Why does Stanford CoreNLP NER-annotator load 3 mod

2020-06-04 13:53发布

问题:

When I add the "ner" annotator to my StanfordCoreNLP object pipeline, I can see that it loads 3 models, which takes a lot of time:

Adding annotator ner
Loading classifier from edu/stanford/nlp/models/ner/english.all.3class.distsim.crf.ser.gz ... done [10.3 sec].
Loading classifier from edu/stanford/nlp/models/ner/english.muc.7class.distsim.crf.ser.gz ... done [10.1 sec].
Loading classifier from edu/stanford/nlp/models/ner/english.conll.4class.distsim.crf.ser.gz ... done [6.5 sec].
Initializing JollyDayHoliday for SUTime from classpath: edu/stanford/nlp/models/sutime/jollyday/Holidays_sutime.xml as sutime.binder.1.
Reading TokensRegex rules from edu/stanford/nlp/models/sutime/defs.sutime.txt
Reading TokensRegex rules from edu/stanford/nlp/models/sutime/english.sutime.txt
Reading TokensRegex rules from edu/stanford/nlp/models/sutime/english.holidays.sutime.txt

Is there a way to just load a subset that will work equally? Particularly, I am unsure why it is loading the 3-class and 4-class NER models when it has the 7-class model, and I'm wondering if not loading these two will still work.

回答1:

You can set which models are loaded in this manner:

command line:

-ner.model model_path1,model_path2

Java code:

 props.put("ner.model", "model_path1,model_path2");

Where model_path1 and model_path2 should be something like:

"edu/stanford/nlp/models/ner/english.all.3class.distsim.crf.ser.gz"

The models are applied in layers. The first model is run and its tags applied. Then the second, the third, and so on. If you want less models, you can put 1 or 2 models in the list instead of the three default, but this will change how the system performs.

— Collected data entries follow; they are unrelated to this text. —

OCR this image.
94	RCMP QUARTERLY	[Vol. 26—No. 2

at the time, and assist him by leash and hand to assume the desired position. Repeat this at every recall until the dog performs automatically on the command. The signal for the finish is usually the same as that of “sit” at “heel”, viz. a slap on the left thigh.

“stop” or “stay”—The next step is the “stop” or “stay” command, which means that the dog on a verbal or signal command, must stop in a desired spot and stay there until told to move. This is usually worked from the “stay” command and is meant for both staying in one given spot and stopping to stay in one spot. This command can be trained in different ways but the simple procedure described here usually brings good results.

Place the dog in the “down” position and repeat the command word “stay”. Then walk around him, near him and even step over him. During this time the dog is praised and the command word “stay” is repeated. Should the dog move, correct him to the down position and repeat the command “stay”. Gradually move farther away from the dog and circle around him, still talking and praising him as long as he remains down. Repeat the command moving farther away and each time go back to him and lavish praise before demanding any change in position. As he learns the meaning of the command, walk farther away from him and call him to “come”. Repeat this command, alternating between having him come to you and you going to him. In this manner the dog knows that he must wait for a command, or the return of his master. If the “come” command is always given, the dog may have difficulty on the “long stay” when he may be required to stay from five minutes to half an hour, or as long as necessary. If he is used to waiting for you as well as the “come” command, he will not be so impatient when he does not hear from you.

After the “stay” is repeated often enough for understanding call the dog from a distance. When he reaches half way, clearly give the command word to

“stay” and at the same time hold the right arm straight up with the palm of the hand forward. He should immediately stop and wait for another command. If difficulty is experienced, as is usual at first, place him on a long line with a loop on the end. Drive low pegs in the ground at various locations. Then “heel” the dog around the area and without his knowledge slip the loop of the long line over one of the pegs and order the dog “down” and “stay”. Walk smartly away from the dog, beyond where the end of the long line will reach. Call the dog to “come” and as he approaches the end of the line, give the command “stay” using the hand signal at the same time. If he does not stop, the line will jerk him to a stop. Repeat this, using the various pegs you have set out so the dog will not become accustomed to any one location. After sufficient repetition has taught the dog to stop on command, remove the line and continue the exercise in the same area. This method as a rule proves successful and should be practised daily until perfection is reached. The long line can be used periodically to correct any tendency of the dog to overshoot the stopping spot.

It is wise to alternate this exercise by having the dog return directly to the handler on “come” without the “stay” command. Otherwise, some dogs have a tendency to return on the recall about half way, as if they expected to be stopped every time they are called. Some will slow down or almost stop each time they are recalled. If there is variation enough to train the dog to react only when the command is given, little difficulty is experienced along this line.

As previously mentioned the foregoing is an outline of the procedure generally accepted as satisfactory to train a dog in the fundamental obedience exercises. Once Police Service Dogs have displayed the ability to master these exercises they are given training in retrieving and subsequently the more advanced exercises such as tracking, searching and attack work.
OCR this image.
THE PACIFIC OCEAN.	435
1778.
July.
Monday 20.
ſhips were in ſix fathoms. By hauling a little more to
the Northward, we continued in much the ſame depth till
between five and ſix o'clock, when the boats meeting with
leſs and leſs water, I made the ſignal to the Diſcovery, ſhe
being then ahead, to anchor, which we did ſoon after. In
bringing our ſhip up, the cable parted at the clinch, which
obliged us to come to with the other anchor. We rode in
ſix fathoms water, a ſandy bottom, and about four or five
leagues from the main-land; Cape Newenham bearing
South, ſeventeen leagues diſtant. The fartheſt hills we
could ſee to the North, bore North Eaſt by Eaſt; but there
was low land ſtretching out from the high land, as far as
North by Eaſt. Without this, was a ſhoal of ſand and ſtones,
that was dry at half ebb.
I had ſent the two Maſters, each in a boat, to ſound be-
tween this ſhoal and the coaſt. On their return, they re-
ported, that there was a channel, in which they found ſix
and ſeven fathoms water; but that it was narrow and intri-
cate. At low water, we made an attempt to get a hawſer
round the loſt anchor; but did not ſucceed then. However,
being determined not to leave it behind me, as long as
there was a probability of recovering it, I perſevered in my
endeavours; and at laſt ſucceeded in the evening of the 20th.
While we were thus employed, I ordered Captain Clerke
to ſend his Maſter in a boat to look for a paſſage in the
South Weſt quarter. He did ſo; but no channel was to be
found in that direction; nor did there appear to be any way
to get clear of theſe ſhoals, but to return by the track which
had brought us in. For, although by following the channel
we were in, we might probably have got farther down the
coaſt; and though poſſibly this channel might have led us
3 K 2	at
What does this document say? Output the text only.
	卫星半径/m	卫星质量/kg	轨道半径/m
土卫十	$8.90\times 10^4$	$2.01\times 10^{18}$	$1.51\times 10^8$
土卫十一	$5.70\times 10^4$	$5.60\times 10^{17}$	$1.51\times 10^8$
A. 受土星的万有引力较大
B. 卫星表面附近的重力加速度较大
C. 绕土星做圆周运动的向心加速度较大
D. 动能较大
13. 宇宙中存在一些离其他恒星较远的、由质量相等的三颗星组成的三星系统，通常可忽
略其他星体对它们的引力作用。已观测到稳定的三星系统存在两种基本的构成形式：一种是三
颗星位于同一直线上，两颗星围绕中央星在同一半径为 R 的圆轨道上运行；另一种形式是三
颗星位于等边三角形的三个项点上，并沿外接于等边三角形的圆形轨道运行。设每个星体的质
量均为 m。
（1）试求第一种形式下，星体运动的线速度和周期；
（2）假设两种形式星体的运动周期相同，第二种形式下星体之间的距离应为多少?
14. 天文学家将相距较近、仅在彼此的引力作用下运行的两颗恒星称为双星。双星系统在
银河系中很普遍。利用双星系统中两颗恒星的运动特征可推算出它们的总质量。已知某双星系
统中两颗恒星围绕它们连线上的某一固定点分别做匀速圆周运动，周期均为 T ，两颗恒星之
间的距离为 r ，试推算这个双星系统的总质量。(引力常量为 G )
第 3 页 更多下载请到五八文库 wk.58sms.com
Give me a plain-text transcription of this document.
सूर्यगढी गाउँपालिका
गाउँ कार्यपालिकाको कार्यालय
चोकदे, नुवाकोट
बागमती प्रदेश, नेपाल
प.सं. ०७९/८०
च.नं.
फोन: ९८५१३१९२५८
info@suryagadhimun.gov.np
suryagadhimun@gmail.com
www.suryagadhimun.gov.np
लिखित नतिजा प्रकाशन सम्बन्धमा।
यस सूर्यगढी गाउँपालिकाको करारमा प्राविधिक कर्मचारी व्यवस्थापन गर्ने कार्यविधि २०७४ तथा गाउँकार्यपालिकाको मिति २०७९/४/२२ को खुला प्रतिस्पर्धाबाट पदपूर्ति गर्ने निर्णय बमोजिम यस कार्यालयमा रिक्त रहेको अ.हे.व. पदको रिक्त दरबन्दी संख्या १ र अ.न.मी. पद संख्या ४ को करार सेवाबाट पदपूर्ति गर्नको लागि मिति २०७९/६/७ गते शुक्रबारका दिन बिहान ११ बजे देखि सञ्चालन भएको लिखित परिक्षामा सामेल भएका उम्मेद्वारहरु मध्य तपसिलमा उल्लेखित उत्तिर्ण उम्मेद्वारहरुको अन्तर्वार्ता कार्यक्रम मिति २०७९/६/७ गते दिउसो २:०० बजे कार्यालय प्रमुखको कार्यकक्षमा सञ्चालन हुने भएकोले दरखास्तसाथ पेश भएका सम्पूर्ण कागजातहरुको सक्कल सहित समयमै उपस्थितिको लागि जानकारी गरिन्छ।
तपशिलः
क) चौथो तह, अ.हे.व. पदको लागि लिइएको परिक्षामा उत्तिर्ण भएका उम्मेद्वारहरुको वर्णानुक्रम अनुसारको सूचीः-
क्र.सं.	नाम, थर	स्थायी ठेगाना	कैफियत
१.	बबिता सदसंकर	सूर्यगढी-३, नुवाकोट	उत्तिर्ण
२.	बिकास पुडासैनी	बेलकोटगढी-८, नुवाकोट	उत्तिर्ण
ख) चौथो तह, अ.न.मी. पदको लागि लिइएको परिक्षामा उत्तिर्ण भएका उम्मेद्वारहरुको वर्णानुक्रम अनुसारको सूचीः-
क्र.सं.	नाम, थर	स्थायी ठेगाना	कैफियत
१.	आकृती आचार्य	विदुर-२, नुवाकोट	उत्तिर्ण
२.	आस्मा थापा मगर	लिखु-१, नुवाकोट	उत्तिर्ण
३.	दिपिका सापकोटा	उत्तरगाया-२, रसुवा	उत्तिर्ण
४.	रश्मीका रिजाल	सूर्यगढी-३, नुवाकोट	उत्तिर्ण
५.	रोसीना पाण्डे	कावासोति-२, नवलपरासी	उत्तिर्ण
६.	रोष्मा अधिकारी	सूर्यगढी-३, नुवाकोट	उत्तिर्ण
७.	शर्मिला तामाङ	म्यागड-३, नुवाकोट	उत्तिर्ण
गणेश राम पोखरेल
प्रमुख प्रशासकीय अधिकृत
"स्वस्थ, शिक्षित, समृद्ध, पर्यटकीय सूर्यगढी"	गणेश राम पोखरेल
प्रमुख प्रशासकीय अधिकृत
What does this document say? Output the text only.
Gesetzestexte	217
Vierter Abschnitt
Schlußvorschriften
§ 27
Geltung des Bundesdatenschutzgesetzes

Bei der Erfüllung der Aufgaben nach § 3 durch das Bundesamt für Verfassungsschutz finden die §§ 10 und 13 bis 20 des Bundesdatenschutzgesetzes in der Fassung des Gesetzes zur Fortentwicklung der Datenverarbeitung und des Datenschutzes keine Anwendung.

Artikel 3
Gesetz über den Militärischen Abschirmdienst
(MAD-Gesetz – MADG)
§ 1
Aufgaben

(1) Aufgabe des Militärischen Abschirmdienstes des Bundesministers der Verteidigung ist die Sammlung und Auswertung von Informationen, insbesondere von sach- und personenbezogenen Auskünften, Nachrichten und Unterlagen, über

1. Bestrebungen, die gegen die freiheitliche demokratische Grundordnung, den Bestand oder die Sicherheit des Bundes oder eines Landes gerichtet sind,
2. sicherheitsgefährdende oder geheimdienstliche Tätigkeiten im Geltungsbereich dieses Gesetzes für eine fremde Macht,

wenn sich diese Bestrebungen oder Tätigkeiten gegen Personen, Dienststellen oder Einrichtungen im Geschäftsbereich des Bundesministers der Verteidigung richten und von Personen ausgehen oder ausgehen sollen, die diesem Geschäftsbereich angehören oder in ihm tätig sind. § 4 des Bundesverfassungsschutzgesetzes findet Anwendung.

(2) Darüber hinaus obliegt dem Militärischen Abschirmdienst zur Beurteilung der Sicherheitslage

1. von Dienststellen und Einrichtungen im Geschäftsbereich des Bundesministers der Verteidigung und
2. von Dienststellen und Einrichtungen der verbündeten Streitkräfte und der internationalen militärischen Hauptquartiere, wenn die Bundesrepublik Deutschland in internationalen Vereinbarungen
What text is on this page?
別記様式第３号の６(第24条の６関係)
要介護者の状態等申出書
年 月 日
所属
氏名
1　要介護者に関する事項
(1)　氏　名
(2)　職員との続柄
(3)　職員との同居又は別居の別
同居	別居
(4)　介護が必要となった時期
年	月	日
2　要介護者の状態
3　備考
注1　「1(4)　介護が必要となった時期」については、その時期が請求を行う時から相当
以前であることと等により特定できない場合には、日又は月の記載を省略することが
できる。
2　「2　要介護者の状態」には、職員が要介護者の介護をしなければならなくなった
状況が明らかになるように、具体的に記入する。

If you set "ner.combinationMode" to "HIGH_RECALL", all models will be allowed to apply all of their tags. If you set "ner.combinationMode" to "NORMAL", then a future model cannot apply any tags set by previous models.

All three models in the default were trained on different data. For instance, the 3-class was trained with substantially more data than the 7-class model. So each model is doing something different and their results are all being combined to create the final tag sequence.